Dünyada soğuk savaş döneminin kavramları gibi, iki yüz yıllık pozitivizmin değerleri de geçerliliğini büyük ölçüde yitirdi. Artık ekonomide, politikada ve yönetimde geçmişte söylenenler, yarına ışık tutmuyorlar. Başta ekonomi olmak üzere her alanda Mevlana’nın dediği gibi, yeni sözler söylemek gerekir. Marks’ın “altyapı” ve “üstyapı” modeli ile Adam Smith’in “bırakınız yapsınlar, bırakınız geçsinler” anlayışı Anadolu insanına coşku vermiyor. Sovyetler Birliği’nde ekonomik yapıyı güçlendireceğiz diye inancı yok edenler, üretimde büyük bir başarısızlığa uğradılar. Toplumların “afyon”u, Sovyetler Birliği’nde din değil, dinsizlik oldu.
“Din afyondur” diyen Komünizmin cenaze töreni yapıldı. “Allah yoksa her şey mübahtır” diyen liberalizmin de cenaze töreni yakında yapılacak. İktisat kitaplarında, bir papağana arz ve talebi öğretebilirseniz, onu iyi bir iktisatçı da yapabilirsiniz, denilir. Ekonomide başarının yolu arz ve talep yasasını kavramaktan geçer. Arz ve talep yasalarının işleyişi üzerinde ilk ciddi çalışmaları başta Gazali ve İbn Haldun olmak üzere Müslüman düşünürler yapmıştır.
Diğer bilimler gibi, ekonomi de Batılıların tekelinde değildir. Türkiye’nin sorunu Anadolu insanını harekete geçirerek mal, hizmet ve bilgi üretim gücünü artırmaktır. Bunun için devletin Anadolu insanıyla barışık olması gerekir. Üretim gücünü büyütecek olanlar, Anadolu’nun inanmış, erdemli insanlarıdır. Erdemli bir insandan daha güçlü bir kaynak olmadığı gibi, daha verimli bir üretim girdisi de yoktur. Önümüzdeki yıllarda üretim gücünün kaynağı, sermaye ve ham madde kaynaklarından daha çok, kendini bilen, vizyon sahibi ve dünyadaki gelişmeleri yakından izleyen inanmış insan olacaktır.

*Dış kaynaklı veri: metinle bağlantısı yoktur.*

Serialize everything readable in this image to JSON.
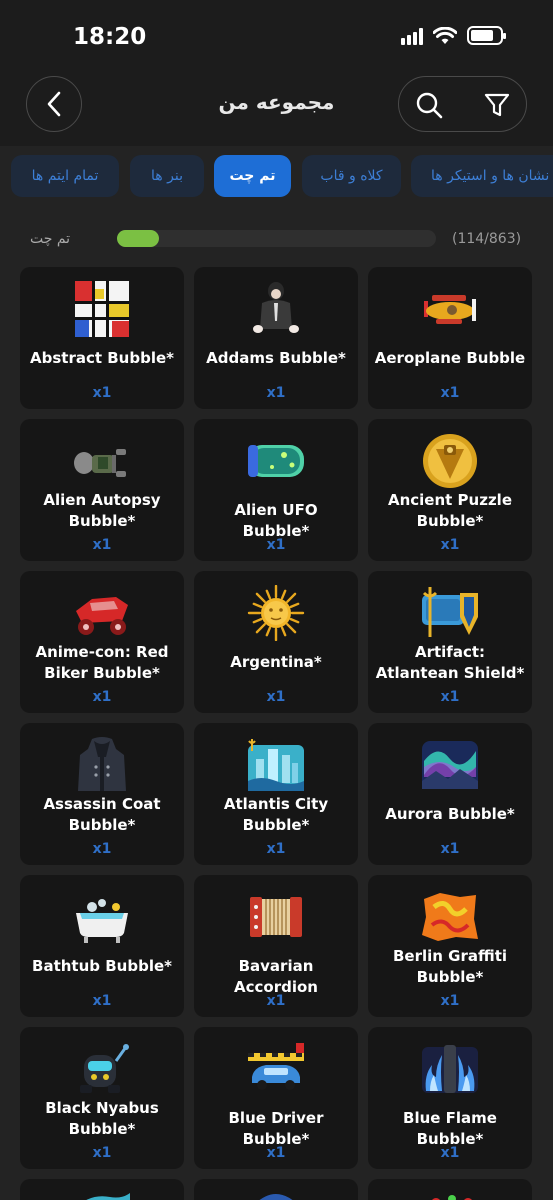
{
  "status": {
    "time": "18:20"
  },
  "header": {
    "title": "مجموعه من"
  },
  "tabs": [
    {
      "label": "نشان ها و استیکر ها",
      "active": false
    },
    {
      "label": "کلاه و قاب",
      "active": false
    },
    {
      "label": "تم چت",
      "active": true
    },
    {
      "label": "بنر ها",
      "active": false
    },
    {
      "label": "تمام ایتم ها",
      "active": false
    }
  ],
  "progress": {
    "label": "تم چت",
    "count": "(114/863)",
    "fraction": 0.132
  },
  "items": [
    {
      "name": "Abstract Bubble*",
      "qty": "x1",
      "icon": "mondrian-icon"
    },
    {
      "name": "Addams Bubble*",
      "qty": "x1",
      "icon": "suit-figure-icon"
    },
    {
      "name": "Aeroplane Bubble",
      "qty": "x1",
      "icon": "aeroplane-icon"
    },
    {
      "name": "Alien Autopsy Bubble*",
      "qty": "x1",
      "icon": "alien-body-icon"
    },
    {
      "name": "Alien UFO Bubble*",
      "qty": "x1",
      "icon": "ufo-icon"
    },
    {
      "name": "Ancient Puzzle Bubble*",
      "qty": "x1",
      "icon": "gold-puzzle-icon"
    },
    {
      "name": "Anime-con: Red Biker Bubble*",
      "qty": "x1",
      "icon": "red-bike-icon"
    },
    {
      "name": "Argentina*",
      "qty": "x1",
      "icon": "sun-of-may-icon"
    },
    {
      "name": "Artifact: Atlantean Shield*",
      "qty": "x1",
      "icon": "trident-shield-icon"
    },
    {
      "name": "Assassin Coat Bubble*",
      "qty": "x1",
      "icon": "coat-icon"
    },
    {
      "name": "Atlantis City Bubble*",
      "qty": "x1",
      "icon": "underwater-city-icon"
    },
    {
      "name": "Aurora Bubble*",
      "qty": "x1",
      "icon": "aurora-icon"
    },
    {
      "name": "Bathtub Bubble*",
      "qty": "x1",
      "icon": "bathtub-icon"
    },
    {
      "name": "Bavarian Accordion",
      "qty": "x1",
      "icon": "accordion-icon"
    },
    {
      "name": "Berlin Graffiti Bubble*",
      "qty": "x1",
      "icon": "graffiti-icon"
    },
    {
      "name": "Black Nyabus Bubble*",
      "qty": "x1",
      "icon": "robot-bus-icon"
    },
    {
      "name": "Blue Driver Bubble*",
      "qty": "x1",
      "icon": "blue-car-icon"
    },
    {
      "name": "Blue Flame Bubble*",
      "qty": "x1",
      "icon": "blue-flame-icon"
    }
  ]
}
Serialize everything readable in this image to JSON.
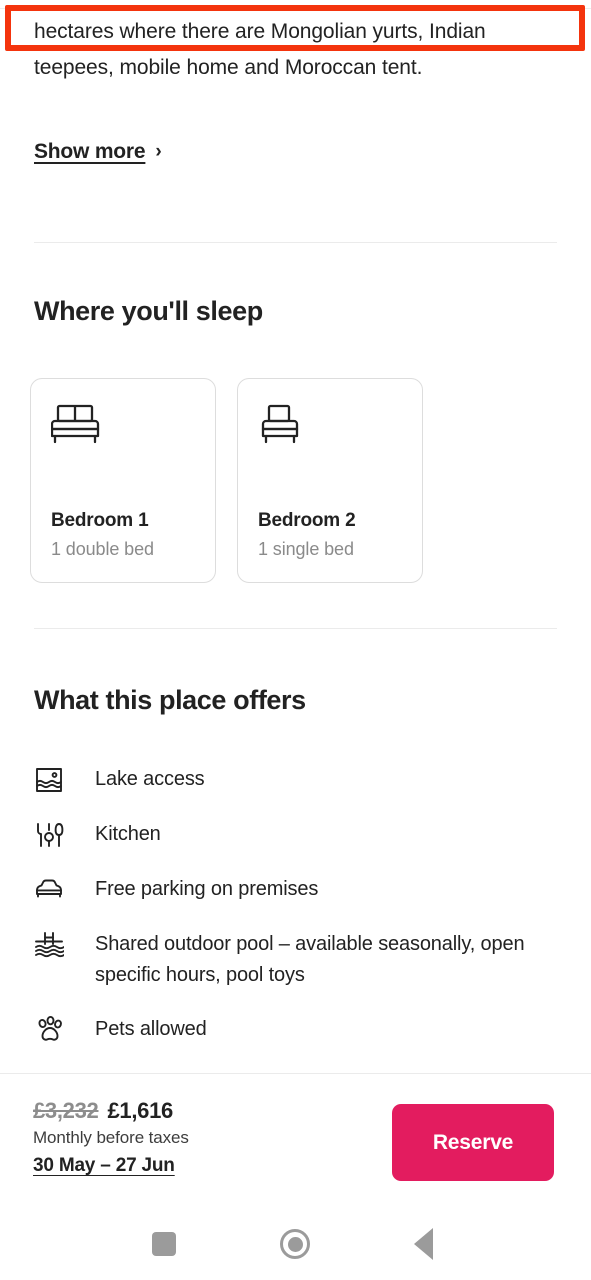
{
  "description": {
    "text": "hectares where there are Mongolian yurts, Indian teepees, mobile home and Moroccan tent.",
    "show_more_label": "Show more",
    "chevron": "›"
  },
  "annotation": {
    "color": "#f4340d"
  },
  "sleep_section": {
    "title": "Where you'll sleep",
    "rooms": [
      {
        "name": "Bedroom 1",
        "beds": "1 double bed",
        "icon": "double-bed-icon"
      },
      {
        "name": "Bedroom 2",
        "beds": "1 single bed",
        "icon": "single-bed-icon"
      }
    ]
  },
  "offers_section": {
    "title": "What this place offers",
    "amenities": [
      {
        "label": "Lake access",
        "icon": "lake-icon"
      },
      {
        "label": "Kitchen",
        "icon": "kitchen-utensils-icon"
      },
      {
        "label": "Free parking on premises",
        "icon": "car-icon"
      },
      {
        "label": "Shared outdoor pool – available seasonally, open specific hours, pool toys",
        "icon": "pool-icon"
      },
      {
        "label": "Pets allowed",
        "icon": "paw-icon"
      }
    ]
  },
  "booking_bar": {
    "price_original": "£3,232",
    "price_discounted": "£1,616",
    "price_note": "Monthly before taxes",
    "date_range": "30 May – 27 Jun",
    "reserve_label": "Reserve",
    "accent_color": "#e31c5f"
  },
  "nav_bar": {
    "recents_label": "recents-square-icon",
    "home_label": "home-circle-icon",
    "back_label": "back-triangle-icon"
  }
}
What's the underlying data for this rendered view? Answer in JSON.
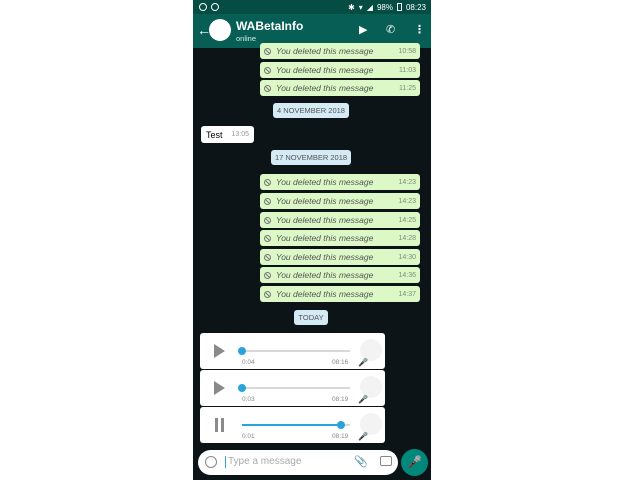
{
  "status_bar": {
    "battery": "98%",
    "time": "08:23"
  },
  "header": {
    "back_icon": "arrow-left-icon",
    "avatar_glyph": "",
    "contact_name": "WABetaInfo",
    "contact_status": "online",
    "icons": [
      "video-call-icon",
      "phone-call-icon",
      "more-vert-icon"
    ]
  },
  "messages_top": [
    {
      "text": "You deleted this message",
      "time": "10:58"
    },
    {
      "text": "You deleted this message",
      "time": "11:03"
    },
    {
      "text": "You deleted this message",
      "time": "11:25"
    }
  ],
  "date_1": "4 NOVEMBER 2018",
  "incoming": {
    "text": "Test",
    "time": "13:05"
  },
  "date_2": "17 NOVEMBER 2018",
  "messages_mid": [
    {
      "text": "You deleted this message",
      "time": "14:23"
    },
    {
      "text": "You deleted this message",
      "time": "14:23"
    },
    {
      "text": "You deleted this message",
      "time": "14:25"
    },
    {
      "text": "You deleted this message",
      "time": "14:28"
    },
    {
      "text": "You deleted this message",
      "time": "14:30"
    },
    {
      "text": "You deleted this message",
      "time": "14:36"
    },
    {
      "text": "You deleted this message",
      "time": "14:37"
    }
  ],
  "date_3": "TODAY",
  "voice_notes": [
    {
      "state": "paused",
      "elapsed": "0:04",
      "time": "08:16",
      "progress": 0.0
    },
    {
      "state": "paused",
      "elapsed": "0:03",
      "time": "08:19",
      "progress": 0.0
    },
    {
      "state": "playing",
      "elapsed": "0:01",
      "time": "08:19",
      "progress": 0.92
    }
  ],
  "input": {
    "placeholder": "Type a message"
  },
  "colors": {
    "header": "#075e54",
    "outgoing": "#dcf8c6",
    "accent": "#29a3dc",
    "send": "#00897b"
  }
}
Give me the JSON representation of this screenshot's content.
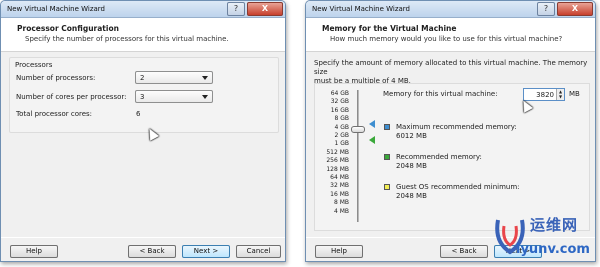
{
  "left_window": {
    "title": "New Virtual Machine Wizard",
    "help_glyph": "?",
    "close_glyph": "X",
    "header_title": "Processor Configuration",
    "header_subtitle": "Specify the number of processors for this virtual machine.",
    "group_label": "Processors",
    "num_processors_label": "Number of processors:",
    "num_processors_value": "2",
    "cores_label": "Number of cores per processor:",
    "cores_value": "3",
    "total_label": "Total processor cores:",
    "total_value": "6",
    "buttons": {
      "help": "Help",
      "back": "< Back",
      "next": "Next >",
      "cancel": "Cancel"
    }
  },
  "right_window": {
    "title": "New Virtual Machine Wizard",
    "help_glyph": "?",
    "close_glyph": "X",
    "header_title": "Memory for the Virtual Machine",
    "header_subtitle": "How much memory would you like to use for this virtual machine?",
    "description_line1": "Specify the amount of memory allocated to this virtual machine. The memory size",
    "description_line2": "must be a multiple of 4 MB.",
    "memory_label": "Memory for this virtual machine:",
    "memory_value": "3820",
    "memory_unit": "MB",
    "scale": [
      "64 GB",
      "32 GB",
      "16 GB",
      "8 GB",
      "4 GB",
      "2 GB",
      "1 GB",
      "512 MB",
      "256 MB",
      "128 MB",
      "64 MB",
      "32 MB",
      "16 MB",
      "8 MB",
      "4 MB"
    ],
    "max_label": "Maximum recommended memory:",
    "max_value": "6012 MB",
    "rec_label": "Recommended memory:",
    "rec_value": "2048 MB",
    "min_label": "Guest OS recommended minimum:",
    "min_value": "2048 MB",
    "buttons": {
      "help": "Help",
      "back": "< Back",
      "next": "Next >"
    }
  },
  "watermark": {
    "text_cn": "运维网",
    "url": "iyunv.com"
  },
  "colors": {
    "max_marker": "#3e8ed0",
    "rec_marker": "#3aa83a",
    "min_marker": "#f2ee54"
  }
}
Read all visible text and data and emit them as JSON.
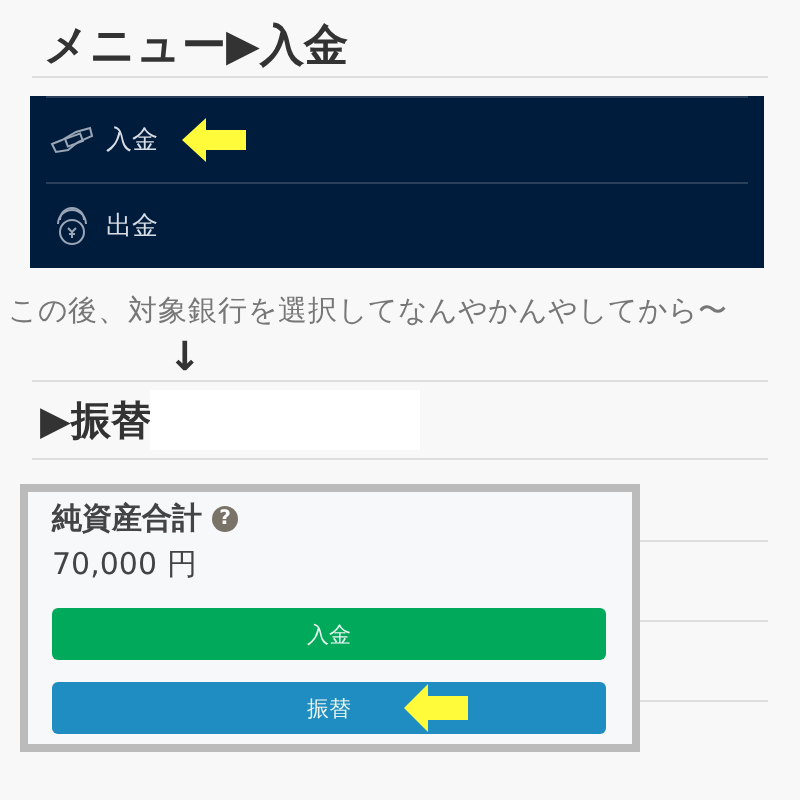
{
  "title": "メニュー▶入金",
  "menu": [
    {
      "label": "入金",
      "kind": "deposit",
      "pointed": true
    },
    {
      "label": "出金",
      "kind": "withdraw",
      "pointed": false
    }
  ],
  "caption": "この後、対象銀行を選択してなんやかんやしてから〜",
  "down_arrow": "↓",
  "subtitle": "▶振替",
  "card": {
    "label": "純資産合計",
    "help_icon": "?",
    "amount": "70,000 円",
    "buttons": [
      {
        "label": "入金",
        "kind": "green",
        "pointed": false
      },
      {
        "label": "振替",
        "kind": "blue",
        "pointed": true
      }
    ]
  }
}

Şeyh Galip’ in dediği gibi, evrenin özü olan insan orta ve uzun vadeli ekonomi politikalarının da özü ve özetidir. Gelecekteki ekonomik başarı, Batı’da olduğu gibi, başkalarının kaynaklarına el koymak için savaşanların değil, kendi kaynaklarını en verimli bir biçimde kullanmak için yarışanların olacaktır.
Türkiye ekonomide yapısal bir dönüşümü gerçekleştirebilmek ve döviz dar boğazını aşabilmek için yönünü dış dünyaya döndürmek zorundadır. Dünyası dar ve sınırlı olanların, ekonomileri de küçük ve sınırlı olur. Artık dünyada sınırlar anlamını büyük ölçüde yitirmiştir. Avrupa ülkeleri kalitesinde ve pasifik ülkeleri maliyetlerinde üretim yapamayan Türkiye’nin dar boğazdan çıkması çok zordur.